Joan Beaufort’s daughters – part 2

Eleanor Neville was married in the first instance to Richard le Despenser who was a cousin – his grandfather was Edmund of Langley, Duke of York one of Edward III’s sons. He died during his teens leaving a sister as his sole heiress.

A second marriage was arranged for Eleanor to Henry Percy the son of ‘Hotspur’. The marriage between the Nevilles and Percys which was contracted in May 1412 provided a link between the two dominant northern families. Henry Percy’s father and grandfather had both rebelled against Henry IV and paid with their lives. Young Henry grew up across the border in Scotland. Henry V favoured reconciliation but if Percy was to return to favour and regain his family lands and titles he had to be kept in line. Marriage to one of the Earl of Westmorland’s daughters was one of the caveats to Percy’s restoration. The marriage took place in Berwick in 1414 but Percy did not receive his grandfather’s earldom for another two years. It has been suggested that King Henry V who was waging war in France did not want Percy in Scotland and the Southampton Plot of 1415 was a reminder of the constant rebellions and uprisings plotted against Henry IV from the point that he usurped his cousin Richard II’s throne. The Percy family were restored to many of their lands but they did not regain their Yorkshire properties which became an increasingly bitter point of contention between the Nevilles and the Percys as the fifteenth century progressed. In 1453 the marriage of Eleanor’s nephew Thomas Percy to Maud Stanhope the nice of Lord Cromwell resulted in the feud escalating into violence.

Henry fought in France but seems to have mainly fulfilled the traditional role of the Percys on the border between England and Scotland.
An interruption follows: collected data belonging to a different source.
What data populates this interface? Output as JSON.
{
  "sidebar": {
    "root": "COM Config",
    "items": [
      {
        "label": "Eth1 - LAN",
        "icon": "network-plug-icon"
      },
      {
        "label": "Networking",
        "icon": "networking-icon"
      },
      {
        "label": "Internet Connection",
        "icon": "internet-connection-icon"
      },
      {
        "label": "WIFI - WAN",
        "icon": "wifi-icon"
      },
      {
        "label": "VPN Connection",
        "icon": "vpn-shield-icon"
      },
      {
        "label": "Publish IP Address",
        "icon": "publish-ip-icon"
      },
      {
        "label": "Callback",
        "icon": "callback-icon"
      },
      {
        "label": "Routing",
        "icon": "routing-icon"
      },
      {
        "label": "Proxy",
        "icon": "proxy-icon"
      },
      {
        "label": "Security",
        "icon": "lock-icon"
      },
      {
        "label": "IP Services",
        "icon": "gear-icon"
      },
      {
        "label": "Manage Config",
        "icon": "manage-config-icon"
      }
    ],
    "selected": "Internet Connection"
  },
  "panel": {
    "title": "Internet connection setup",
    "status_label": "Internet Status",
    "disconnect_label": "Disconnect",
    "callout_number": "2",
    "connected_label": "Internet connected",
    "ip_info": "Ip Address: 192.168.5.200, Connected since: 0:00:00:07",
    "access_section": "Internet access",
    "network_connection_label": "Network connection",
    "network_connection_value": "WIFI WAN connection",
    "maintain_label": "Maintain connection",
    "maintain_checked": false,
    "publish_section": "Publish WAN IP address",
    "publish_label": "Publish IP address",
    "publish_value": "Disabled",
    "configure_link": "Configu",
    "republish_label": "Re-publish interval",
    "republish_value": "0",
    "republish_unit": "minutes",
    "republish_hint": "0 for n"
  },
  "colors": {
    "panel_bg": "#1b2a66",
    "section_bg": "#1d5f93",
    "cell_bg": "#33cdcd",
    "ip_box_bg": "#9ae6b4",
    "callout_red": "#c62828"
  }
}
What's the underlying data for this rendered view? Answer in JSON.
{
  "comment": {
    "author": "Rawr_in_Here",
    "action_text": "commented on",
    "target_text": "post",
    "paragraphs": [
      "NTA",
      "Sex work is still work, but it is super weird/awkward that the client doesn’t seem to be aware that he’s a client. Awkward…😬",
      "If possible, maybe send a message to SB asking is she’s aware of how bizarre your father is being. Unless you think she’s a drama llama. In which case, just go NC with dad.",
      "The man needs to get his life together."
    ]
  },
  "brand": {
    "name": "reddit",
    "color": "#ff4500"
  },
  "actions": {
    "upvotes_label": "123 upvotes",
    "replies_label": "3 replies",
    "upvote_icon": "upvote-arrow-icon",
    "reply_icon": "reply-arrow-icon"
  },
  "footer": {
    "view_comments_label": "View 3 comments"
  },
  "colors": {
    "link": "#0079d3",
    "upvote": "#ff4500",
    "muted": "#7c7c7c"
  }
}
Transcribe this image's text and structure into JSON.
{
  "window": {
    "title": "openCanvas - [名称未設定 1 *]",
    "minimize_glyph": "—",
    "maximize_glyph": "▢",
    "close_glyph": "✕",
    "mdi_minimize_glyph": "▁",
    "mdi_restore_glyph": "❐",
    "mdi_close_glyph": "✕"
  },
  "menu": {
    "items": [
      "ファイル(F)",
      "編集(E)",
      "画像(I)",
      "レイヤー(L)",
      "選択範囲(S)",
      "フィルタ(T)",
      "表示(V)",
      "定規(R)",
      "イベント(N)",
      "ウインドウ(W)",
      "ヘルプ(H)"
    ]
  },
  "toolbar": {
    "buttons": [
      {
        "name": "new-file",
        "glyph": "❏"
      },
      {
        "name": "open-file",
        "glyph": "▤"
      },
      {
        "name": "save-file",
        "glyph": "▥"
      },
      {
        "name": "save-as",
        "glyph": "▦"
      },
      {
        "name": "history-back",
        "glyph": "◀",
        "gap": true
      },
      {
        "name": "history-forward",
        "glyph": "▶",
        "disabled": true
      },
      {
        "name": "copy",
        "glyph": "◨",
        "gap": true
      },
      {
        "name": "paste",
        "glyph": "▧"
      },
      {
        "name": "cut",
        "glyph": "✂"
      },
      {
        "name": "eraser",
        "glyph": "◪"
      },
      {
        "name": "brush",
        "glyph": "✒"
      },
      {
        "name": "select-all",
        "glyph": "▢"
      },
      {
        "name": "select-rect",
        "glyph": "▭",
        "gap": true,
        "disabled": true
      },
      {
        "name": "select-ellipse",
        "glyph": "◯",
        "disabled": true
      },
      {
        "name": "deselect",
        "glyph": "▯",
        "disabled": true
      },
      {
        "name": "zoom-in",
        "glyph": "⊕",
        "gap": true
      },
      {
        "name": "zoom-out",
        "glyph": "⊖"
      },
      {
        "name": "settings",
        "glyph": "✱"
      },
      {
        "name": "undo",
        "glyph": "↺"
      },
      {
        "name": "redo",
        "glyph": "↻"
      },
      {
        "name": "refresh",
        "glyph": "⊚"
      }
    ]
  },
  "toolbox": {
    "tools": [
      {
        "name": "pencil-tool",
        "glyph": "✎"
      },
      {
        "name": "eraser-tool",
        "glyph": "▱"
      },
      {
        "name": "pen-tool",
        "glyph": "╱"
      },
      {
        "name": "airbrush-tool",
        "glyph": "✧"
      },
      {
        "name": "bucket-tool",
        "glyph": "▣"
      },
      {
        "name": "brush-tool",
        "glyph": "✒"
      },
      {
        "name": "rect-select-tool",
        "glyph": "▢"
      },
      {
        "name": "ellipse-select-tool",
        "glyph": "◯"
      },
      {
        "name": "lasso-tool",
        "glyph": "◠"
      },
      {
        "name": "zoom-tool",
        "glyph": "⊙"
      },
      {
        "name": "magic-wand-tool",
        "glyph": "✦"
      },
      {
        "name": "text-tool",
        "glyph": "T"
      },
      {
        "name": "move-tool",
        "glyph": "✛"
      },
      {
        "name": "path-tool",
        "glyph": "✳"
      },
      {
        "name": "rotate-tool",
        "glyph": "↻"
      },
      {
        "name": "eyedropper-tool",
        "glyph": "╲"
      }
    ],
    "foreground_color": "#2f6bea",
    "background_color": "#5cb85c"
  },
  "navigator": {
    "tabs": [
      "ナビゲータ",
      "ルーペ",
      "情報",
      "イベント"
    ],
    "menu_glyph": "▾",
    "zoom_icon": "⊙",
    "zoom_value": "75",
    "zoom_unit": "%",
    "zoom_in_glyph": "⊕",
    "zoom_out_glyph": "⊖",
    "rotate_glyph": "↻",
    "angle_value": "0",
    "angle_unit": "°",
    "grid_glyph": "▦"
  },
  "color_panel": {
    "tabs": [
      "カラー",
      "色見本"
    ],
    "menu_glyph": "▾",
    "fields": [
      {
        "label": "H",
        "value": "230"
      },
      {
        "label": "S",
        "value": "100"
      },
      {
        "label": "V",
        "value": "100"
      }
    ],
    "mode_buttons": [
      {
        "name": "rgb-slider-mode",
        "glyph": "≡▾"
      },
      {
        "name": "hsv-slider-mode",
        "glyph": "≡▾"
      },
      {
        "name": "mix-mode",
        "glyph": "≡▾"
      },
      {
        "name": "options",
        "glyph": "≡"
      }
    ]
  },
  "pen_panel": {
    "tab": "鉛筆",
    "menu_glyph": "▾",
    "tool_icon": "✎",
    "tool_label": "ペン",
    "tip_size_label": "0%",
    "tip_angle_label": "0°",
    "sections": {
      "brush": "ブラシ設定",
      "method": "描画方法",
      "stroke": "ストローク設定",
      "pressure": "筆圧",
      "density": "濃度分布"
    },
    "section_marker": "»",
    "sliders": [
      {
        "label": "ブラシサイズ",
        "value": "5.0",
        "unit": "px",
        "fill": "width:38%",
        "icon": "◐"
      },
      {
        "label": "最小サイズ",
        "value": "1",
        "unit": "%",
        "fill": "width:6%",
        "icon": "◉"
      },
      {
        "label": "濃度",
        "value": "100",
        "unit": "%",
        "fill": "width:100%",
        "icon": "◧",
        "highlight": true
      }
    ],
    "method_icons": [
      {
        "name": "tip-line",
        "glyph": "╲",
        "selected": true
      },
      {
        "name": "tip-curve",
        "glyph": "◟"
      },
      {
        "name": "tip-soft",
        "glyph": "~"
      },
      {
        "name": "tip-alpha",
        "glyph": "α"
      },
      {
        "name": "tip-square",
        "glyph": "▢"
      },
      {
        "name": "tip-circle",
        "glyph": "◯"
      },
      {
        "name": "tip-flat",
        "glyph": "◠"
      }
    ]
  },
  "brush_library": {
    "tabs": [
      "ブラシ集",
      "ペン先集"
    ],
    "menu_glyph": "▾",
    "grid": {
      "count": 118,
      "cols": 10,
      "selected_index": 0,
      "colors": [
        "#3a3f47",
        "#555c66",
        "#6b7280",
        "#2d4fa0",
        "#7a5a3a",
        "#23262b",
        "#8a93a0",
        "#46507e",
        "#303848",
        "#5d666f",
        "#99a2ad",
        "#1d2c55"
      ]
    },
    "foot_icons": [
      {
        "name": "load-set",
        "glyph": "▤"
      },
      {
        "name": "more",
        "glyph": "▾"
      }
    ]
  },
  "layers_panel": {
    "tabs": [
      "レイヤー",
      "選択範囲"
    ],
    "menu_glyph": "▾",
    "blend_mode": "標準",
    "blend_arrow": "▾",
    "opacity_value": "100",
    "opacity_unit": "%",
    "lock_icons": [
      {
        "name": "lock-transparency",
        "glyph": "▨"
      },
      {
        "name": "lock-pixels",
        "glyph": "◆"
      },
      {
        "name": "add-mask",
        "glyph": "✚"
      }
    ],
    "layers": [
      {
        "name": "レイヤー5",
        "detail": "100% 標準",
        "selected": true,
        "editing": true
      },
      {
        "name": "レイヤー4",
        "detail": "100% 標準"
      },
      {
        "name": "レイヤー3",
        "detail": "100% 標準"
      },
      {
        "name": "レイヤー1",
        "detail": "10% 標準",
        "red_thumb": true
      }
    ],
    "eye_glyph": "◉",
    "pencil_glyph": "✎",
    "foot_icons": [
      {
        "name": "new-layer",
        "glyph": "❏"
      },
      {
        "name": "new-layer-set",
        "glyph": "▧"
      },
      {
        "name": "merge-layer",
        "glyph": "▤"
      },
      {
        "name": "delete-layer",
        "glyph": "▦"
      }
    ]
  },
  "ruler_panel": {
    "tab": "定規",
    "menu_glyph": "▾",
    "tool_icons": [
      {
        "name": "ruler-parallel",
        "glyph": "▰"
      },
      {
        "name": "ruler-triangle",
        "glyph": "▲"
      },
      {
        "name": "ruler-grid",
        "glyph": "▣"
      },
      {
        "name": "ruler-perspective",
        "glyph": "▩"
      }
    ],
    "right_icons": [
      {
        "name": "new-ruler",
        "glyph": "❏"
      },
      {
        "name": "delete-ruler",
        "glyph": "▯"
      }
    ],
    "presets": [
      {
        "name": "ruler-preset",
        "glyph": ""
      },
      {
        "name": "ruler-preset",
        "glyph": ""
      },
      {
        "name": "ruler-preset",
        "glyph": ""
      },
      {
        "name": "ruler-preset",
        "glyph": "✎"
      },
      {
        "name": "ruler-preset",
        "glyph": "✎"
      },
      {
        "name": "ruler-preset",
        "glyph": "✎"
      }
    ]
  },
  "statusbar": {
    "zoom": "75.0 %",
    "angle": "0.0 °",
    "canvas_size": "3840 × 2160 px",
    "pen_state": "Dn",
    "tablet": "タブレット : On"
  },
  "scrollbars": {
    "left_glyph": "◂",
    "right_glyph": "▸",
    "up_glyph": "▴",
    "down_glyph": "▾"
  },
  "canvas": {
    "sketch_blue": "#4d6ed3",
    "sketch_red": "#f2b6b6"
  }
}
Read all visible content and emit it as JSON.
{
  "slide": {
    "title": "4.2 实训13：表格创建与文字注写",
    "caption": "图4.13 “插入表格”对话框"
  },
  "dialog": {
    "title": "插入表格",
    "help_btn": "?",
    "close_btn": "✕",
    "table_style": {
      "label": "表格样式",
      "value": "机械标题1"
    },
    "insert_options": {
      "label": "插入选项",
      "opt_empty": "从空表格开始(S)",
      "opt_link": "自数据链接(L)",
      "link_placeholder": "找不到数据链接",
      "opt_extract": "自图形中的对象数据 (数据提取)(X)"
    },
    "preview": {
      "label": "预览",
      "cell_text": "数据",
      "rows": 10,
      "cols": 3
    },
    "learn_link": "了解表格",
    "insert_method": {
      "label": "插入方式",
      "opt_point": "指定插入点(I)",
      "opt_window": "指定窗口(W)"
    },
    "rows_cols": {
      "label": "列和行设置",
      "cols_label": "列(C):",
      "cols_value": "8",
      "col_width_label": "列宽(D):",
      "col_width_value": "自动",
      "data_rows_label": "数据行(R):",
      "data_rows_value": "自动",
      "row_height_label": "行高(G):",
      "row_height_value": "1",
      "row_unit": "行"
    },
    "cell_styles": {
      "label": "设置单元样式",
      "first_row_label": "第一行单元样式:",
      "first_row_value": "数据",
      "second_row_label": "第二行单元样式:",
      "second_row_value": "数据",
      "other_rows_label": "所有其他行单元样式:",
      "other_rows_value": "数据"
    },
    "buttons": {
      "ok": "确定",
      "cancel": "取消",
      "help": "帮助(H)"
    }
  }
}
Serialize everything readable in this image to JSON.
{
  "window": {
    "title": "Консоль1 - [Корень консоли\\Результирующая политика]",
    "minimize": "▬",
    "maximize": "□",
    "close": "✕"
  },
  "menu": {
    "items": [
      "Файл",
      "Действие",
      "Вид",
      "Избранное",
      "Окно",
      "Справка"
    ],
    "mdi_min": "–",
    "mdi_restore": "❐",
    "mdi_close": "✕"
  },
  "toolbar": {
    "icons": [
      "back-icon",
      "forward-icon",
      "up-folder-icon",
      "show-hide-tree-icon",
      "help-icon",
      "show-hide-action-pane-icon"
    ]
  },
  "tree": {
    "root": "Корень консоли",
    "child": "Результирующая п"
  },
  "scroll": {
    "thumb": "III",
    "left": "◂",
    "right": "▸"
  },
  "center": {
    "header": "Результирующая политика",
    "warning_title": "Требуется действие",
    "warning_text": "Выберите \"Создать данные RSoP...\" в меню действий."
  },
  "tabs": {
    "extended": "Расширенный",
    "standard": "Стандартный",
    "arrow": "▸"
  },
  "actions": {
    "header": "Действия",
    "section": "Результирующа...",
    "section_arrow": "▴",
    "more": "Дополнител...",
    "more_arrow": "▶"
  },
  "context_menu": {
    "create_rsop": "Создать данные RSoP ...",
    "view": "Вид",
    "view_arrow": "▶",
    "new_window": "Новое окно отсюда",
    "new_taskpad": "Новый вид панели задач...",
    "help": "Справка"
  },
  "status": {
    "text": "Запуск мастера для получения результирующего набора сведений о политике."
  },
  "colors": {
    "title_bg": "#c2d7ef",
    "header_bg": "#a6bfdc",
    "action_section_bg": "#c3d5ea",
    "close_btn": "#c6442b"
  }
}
He also seems to have come under the political patronage of Eleanor’s uncle the wily Cardinal Beaufort.

Whatever the interfamilial relationships might have been like at a regional and national level Eleanor and Henry had at least ten children. Their eldest surviving son Henry who became the 3rd Earl was killed at Towton on the Lancastrian side in 1461 as was his younger brother Richard. Their second son Thomas Lord Egremont who was instrumental in the violence at Haworth Moor in 1453 was killed in 1460 at the Battle of Northampton.Ralph was killed in 1464 at the Battle of Hedgeley Moor. Eleanor had no reason to love her nephew the Kingmaker – thanks to the wars between Lancaster and York only two of her sons survived.

George the Rector of Rothbury and Caldbeck died in the same year as his mother and William became the Bishop of Carlisle but died in 1462. One of William’s sisters, Joan, became a nun.

Katherine Percy married Edmund Grey, 1st Earl of Kent – His mother was part of the Holland family descended from Joan of Kent the mother of Richard II by her first marriage and his father was one of the Greys of Ruthin and an active Lancastrian. Katherine’s son Anthony married one of Elizabeth Woodville’s sisters but there were not children from the union and he predeceased his father. Their second son George, who succeeded his father to the earldom, was also married to a Woodville sister – Anne who died in 1489. After her death he married into the Herbert family. Meanwhile Katherine’s daughter Elizabeth married back into the northern gentry network being contracted to Sir Robert Greystoke and her sister Anne married John Grey 8th Baron Grey of Wilton. The Greys of Wilton and Ruthin were different branches of the same family. And yes, Elizabeth Woodville’s first husband was part of the extended family network but that would require another family tree and I don’t need one of those just at the moment. Although – if nothing else it adds fuel to the concept of the naming of the Cousins War – they were all related one way or another!

2 thoughts on “Joan Beaufort’s daughters – part 2

  1. I’m descended from the marriage of the two de Greys, Lord John 7th Baron of Wilton & Lady Anne from the Ruthin branch mentioned above, through their son Baron Edmond 9th de Grey. As far as I can ascertain the origin of the de Greys could have been in Normandy where Antichell de Grey was born early 1100s.